Their flower pistils compose several essential volatile oils, but the most important of them all is safranal which gives saffron its pleasant flavor. Other volatile oils in saffron are cineole, phenethenol, pinene, borneol, geraniol, limonene, p-cymene, linalool, terpinen-4-oil, etc.

This colorful spice has many non-volatile active components; the most important of them is a-crocin, a carotenoid compound, which gives pistils their characteristic golden-yellow color. It also contains other carotenoids, including zea-xanthin, lycopene, a- and ß-carotenes. These are important antioxidants that help protect the human body from oxidant-induced stress, cancers, infections and acts as immune modulators.

The active components in saffron have many therapeutic applications in many traditional medicines as antiseptic, antidepressant, anti-oxidant, digestive, anti-convulsant.

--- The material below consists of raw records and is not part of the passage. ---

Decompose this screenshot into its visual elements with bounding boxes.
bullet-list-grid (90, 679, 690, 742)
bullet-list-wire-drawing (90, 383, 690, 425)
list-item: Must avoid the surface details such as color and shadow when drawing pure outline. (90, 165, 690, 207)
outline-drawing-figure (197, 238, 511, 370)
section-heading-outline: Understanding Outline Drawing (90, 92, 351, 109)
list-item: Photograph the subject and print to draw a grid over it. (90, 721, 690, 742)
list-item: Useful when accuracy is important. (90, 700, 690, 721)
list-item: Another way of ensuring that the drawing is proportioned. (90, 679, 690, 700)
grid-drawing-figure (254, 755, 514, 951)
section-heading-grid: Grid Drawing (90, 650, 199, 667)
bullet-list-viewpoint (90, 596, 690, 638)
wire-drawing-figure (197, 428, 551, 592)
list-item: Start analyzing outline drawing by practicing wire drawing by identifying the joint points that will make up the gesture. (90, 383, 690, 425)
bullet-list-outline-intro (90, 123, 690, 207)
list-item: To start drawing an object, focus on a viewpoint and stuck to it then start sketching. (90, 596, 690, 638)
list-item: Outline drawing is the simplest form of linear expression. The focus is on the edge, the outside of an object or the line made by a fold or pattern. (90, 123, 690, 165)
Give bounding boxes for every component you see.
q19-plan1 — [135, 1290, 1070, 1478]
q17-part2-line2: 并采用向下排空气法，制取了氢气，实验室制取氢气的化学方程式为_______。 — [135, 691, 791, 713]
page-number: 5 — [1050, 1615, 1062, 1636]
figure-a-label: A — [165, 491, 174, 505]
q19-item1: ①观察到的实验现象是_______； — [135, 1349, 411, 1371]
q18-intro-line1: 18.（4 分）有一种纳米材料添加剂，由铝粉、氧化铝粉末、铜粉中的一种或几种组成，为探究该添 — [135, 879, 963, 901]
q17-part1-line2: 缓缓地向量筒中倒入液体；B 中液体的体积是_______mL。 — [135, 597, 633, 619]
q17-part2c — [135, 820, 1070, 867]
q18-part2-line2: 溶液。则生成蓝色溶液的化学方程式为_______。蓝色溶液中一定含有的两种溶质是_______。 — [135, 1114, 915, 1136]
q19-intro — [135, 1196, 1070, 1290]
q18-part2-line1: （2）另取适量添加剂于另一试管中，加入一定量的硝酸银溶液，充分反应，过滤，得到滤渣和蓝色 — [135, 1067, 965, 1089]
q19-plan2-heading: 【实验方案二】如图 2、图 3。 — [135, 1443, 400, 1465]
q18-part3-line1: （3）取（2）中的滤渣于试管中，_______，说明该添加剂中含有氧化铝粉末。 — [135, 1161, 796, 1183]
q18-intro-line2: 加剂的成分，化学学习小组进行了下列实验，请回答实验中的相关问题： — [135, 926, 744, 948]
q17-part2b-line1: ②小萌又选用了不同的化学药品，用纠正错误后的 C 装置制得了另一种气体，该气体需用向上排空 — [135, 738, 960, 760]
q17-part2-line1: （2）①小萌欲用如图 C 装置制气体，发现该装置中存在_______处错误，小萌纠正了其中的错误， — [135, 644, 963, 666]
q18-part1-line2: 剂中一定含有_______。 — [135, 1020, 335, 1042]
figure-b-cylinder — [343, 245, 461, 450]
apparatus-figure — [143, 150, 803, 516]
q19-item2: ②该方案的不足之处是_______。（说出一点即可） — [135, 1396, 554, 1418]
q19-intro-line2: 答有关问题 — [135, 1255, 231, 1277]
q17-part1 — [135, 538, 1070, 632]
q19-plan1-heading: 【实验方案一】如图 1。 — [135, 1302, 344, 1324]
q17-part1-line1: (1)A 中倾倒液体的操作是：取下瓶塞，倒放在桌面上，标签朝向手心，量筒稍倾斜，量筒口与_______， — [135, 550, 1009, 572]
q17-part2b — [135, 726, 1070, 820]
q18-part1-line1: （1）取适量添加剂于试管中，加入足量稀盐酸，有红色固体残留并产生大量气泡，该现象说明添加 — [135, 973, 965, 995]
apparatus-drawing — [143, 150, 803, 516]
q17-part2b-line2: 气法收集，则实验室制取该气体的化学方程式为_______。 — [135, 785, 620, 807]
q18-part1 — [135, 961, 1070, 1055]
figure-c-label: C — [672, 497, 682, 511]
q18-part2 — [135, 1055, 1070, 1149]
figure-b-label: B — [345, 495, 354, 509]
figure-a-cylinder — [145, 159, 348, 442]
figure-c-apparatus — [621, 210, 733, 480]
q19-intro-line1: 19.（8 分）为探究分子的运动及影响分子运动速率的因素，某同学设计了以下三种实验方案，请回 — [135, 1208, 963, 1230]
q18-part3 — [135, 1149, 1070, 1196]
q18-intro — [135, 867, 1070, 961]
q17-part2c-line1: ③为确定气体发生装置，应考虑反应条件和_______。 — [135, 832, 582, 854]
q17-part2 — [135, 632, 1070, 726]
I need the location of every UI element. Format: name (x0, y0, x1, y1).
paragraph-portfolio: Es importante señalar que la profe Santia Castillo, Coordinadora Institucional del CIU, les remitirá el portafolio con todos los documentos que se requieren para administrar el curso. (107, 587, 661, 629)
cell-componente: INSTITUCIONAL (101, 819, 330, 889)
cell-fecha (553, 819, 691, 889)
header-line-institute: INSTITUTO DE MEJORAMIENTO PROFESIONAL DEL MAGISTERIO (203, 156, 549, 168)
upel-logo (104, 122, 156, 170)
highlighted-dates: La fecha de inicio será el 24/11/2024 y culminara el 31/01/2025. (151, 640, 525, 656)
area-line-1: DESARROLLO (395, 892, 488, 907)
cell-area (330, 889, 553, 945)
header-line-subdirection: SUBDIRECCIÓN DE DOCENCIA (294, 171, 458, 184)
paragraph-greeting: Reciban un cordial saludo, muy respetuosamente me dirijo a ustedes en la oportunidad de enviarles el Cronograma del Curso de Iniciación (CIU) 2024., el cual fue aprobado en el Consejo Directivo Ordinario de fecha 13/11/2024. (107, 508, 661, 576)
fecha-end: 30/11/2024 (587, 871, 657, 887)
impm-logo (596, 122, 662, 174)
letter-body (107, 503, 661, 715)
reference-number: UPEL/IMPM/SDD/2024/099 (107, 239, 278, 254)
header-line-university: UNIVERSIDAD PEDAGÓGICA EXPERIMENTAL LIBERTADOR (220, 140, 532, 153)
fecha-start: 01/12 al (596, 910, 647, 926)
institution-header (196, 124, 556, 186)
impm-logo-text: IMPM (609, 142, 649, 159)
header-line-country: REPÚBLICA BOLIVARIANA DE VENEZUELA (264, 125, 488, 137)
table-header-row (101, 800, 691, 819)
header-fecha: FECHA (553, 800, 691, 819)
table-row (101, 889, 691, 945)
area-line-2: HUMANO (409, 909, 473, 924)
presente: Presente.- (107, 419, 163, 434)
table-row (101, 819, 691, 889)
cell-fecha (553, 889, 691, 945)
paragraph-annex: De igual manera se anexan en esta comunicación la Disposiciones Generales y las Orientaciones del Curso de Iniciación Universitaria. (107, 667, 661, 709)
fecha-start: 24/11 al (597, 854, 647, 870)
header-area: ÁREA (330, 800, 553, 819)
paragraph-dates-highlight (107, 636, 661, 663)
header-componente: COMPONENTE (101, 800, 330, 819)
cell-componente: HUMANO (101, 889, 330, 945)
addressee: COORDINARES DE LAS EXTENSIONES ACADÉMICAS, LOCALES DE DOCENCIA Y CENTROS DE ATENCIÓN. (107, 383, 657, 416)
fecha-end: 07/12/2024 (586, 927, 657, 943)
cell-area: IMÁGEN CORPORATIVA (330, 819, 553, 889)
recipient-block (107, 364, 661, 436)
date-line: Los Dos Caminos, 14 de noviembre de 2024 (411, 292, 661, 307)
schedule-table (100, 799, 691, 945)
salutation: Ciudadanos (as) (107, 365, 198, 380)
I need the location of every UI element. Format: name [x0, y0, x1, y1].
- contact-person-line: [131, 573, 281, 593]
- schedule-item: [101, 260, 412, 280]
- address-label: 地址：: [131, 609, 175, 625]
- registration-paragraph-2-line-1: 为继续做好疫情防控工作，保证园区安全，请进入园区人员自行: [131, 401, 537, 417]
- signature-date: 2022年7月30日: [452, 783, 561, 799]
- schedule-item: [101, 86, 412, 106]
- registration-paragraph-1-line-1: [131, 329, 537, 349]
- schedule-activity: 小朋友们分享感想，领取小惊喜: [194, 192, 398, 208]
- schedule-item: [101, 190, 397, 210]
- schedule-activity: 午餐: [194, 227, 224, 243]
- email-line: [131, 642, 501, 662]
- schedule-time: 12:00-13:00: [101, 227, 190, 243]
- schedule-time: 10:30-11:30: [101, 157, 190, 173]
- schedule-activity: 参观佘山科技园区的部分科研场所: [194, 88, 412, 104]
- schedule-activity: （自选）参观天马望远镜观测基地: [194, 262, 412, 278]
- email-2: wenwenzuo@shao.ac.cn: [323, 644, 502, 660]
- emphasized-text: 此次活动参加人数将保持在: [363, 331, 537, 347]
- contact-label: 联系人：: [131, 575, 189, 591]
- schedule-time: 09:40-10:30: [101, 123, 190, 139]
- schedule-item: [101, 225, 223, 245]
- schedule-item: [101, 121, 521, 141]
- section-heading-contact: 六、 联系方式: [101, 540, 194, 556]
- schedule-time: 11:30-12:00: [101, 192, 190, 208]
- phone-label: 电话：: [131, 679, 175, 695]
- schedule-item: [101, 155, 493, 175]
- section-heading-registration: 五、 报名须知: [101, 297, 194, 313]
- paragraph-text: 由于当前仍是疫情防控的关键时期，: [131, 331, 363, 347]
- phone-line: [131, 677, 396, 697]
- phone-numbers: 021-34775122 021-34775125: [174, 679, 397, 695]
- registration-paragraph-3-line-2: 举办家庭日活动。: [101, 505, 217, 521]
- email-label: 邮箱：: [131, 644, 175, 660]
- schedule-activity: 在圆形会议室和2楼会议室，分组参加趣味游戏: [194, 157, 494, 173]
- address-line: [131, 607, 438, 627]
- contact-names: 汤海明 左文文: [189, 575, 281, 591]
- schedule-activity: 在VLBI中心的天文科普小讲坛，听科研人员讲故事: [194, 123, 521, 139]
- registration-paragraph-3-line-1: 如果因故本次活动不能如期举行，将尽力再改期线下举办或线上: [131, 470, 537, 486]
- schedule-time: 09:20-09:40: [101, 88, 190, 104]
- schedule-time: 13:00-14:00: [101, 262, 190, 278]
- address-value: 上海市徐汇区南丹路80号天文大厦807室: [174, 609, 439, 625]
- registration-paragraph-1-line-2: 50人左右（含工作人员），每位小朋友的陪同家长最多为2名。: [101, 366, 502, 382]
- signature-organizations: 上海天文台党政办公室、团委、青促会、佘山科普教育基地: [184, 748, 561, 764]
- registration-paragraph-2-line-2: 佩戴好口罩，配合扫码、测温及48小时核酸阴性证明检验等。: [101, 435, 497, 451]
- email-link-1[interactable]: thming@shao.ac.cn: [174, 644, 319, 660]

This novel spice is a good source of minerals like copper, potassium, calcium, manganese, iron, selenium, zinc and magnesium. Potassium is an important component of cell and body fluids that helps control heart rate and blood pressure. Manganese and copper are used by the human body as co-factors for the antioxidant enzyme, superoxide dismutase. Iron is essential for red blood cell production and as a co-factor for cytochrome oxidases enzymes.

Additionally, it is also rich in many vital vitamins, including vitamin A, folic acid, riboflavin, niacin, vitamin-C that is essential for optimum health.

Wow, I had no idea saffron is so nutritious!